Why this matters right now
Autonomous robots already face situations where it's impossible to follow every rule, and regulators recognize this.
"With the rulebooks framework, we're not computing just one 'best' action," Wongpiromsarn said.
"We're identifying all actions that are optimal under a prioritized set of rules."
This difference, she said, makes it possible for engineers, regulators and even courts to ask a crucial question: Did the robot behave in line with the rules we said mattered most?
"That capability is especially important for post-incident analysis," Wongpiromsarn said. "After a crash, near-miss or regulatory review, understanding a machine's reasoning can be as important as the outcome itself."
The study also shows that rulebooks can serve as a common language for many different robot‑control methods. Logical rules ("if a pedestrian is present, always yield"), optimization goals ("minimize travel time") and constraint-based approaches can all be expressed within the same framework, eliminating the need to choose between competing mathematical philosophies or technical systems.
"In our tests, we showed that our algorithms can efficiently generate plans that respect complex priority structures and even outperform standard planning methods in situations where those methods break down," Wongpiromsarn said.

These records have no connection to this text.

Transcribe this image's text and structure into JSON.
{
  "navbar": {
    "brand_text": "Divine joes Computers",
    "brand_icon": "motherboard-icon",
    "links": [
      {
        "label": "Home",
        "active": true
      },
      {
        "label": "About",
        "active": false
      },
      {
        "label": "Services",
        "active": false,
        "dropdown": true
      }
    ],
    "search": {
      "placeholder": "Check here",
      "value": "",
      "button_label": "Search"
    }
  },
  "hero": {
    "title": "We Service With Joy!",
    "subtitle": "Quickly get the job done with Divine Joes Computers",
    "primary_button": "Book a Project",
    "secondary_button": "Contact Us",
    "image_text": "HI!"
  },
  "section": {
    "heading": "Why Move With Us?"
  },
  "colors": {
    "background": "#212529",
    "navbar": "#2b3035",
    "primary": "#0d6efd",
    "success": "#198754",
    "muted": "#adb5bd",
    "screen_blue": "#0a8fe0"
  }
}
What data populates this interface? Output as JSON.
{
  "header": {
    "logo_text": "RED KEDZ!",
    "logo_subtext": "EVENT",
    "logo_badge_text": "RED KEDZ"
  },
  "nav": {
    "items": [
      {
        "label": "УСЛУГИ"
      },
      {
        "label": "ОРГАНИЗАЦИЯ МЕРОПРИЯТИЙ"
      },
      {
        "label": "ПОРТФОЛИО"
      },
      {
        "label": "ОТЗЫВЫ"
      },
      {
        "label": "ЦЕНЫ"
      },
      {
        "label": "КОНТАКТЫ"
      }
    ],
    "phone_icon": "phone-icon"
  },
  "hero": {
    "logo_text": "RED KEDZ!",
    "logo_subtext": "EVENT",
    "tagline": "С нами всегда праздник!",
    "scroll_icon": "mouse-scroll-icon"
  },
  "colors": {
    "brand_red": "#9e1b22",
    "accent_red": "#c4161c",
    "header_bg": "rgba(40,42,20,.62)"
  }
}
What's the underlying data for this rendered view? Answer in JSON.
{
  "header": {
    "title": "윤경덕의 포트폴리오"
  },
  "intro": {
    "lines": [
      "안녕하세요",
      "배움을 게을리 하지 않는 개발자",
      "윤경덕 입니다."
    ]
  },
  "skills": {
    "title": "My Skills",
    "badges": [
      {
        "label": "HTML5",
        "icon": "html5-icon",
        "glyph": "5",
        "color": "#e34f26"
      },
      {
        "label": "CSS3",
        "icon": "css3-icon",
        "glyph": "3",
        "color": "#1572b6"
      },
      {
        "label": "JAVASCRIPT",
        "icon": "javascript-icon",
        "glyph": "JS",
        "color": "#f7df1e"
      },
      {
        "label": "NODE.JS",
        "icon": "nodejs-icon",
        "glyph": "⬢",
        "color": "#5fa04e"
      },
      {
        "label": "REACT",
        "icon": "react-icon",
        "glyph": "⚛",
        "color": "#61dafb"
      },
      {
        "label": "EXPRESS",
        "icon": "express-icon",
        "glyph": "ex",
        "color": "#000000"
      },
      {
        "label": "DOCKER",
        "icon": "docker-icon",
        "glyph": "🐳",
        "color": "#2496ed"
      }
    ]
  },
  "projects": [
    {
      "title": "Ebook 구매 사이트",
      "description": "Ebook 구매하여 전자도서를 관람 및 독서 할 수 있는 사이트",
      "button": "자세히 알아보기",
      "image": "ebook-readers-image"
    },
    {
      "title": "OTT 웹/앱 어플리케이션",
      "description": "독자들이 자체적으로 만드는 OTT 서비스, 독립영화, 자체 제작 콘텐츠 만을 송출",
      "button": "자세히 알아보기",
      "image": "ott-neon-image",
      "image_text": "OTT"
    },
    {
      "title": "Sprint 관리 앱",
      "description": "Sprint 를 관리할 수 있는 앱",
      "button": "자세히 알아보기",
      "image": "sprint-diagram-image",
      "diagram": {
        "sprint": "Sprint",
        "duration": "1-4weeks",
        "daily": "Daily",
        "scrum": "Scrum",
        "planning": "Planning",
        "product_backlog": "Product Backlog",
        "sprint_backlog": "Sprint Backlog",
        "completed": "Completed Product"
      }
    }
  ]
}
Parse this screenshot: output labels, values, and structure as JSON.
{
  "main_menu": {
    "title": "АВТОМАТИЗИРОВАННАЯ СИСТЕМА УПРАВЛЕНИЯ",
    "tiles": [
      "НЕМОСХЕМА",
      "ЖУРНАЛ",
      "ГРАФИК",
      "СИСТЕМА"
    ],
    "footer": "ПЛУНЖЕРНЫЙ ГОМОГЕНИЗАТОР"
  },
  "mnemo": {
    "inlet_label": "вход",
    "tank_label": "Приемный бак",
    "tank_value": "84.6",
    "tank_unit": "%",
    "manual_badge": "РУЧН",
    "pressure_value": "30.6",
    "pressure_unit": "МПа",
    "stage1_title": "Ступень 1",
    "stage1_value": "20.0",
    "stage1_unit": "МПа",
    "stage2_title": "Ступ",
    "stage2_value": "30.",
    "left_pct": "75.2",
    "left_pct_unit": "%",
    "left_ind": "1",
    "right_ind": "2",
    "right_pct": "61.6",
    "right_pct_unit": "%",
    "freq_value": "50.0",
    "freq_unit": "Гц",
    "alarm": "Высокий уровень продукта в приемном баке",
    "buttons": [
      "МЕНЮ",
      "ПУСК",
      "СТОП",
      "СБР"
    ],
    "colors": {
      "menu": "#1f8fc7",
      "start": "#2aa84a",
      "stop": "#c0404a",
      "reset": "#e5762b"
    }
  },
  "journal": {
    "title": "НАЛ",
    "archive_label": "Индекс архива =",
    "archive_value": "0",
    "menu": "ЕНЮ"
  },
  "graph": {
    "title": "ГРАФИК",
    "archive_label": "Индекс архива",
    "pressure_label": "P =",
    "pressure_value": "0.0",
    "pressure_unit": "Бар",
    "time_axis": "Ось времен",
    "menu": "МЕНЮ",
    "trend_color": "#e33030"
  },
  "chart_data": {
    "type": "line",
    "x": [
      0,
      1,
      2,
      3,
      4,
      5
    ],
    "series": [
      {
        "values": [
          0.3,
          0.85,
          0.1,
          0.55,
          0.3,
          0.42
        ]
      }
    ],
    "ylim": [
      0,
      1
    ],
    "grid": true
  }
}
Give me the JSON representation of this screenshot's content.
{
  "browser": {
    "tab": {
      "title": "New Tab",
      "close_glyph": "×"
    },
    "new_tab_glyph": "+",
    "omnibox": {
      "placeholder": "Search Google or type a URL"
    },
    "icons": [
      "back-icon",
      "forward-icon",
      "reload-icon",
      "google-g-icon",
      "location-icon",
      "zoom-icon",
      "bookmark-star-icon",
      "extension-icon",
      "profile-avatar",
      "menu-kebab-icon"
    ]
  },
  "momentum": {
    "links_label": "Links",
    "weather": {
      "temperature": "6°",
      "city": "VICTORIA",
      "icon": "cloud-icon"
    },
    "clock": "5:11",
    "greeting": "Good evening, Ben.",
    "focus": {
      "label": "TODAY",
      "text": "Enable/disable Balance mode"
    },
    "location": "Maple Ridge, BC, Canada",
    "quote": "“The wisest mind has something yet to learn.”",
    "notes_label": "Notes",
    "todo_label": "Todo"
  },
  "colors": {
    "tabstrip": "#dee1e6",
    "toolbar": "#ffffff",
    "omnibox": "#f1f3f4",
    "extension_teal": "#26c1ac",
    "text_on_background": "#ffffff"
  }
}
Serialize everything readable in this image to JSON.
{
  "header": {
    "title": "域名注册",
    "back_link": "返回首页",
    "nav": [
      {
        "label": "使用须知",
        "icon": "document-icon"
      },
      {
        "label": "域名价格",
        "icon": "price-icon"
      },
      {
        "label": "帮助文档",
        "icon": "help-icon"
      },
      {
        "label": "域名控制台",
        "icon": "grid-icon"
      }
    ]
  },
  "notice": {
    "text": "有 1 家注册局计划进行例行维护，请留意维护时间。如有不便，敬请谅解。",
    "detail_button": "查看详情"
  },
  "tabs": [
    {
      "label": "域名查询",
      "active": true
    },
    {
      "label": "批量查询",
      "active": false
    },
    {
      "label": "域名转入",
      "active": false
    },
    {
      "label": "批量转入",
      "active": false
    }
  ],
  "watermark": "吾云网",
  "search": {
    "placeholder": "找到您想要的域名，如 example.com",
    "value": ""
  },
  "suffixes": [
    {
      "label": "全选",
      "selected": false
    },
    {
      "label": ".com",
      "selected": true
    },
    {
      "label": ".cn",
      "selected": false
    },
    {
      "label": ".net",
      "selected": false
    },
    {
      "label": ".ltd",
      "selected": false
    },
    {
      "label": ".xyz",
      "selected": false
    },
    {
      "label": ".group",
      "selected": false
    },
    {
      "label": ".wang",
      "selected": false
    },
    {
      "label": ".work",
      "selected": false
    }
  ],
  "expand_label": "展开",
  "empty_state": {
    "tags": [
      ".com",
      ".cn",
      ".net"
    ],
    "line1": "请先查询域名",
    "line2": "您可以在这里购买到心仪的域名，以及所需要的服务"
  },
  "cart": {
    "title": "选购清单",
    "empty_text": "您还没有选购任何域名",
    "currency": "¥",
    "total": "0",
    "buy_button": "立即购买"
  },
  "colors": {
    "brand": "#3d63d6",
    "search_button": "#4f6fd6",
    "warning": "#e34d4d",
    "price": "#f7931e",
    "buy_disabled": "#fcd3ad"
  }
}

The implications also go beyond robots, the researchers said, noting that as artificial intelligence systems continue to take on more decision‑making in areas like transportation, coordination, health care and public safety, the need for systems that can justify their choices will only grow.
"The rulebooks concept offers a way to encode societal values, legal norms and organizational policies directly into machine decision-making," Wongpiromsarn said.
"It won't solve every ethical dilemma facing autonomous systems, but it may help ensure that when machines make hard choices, they do so according to priorities humans can understand and even hold them accountable for."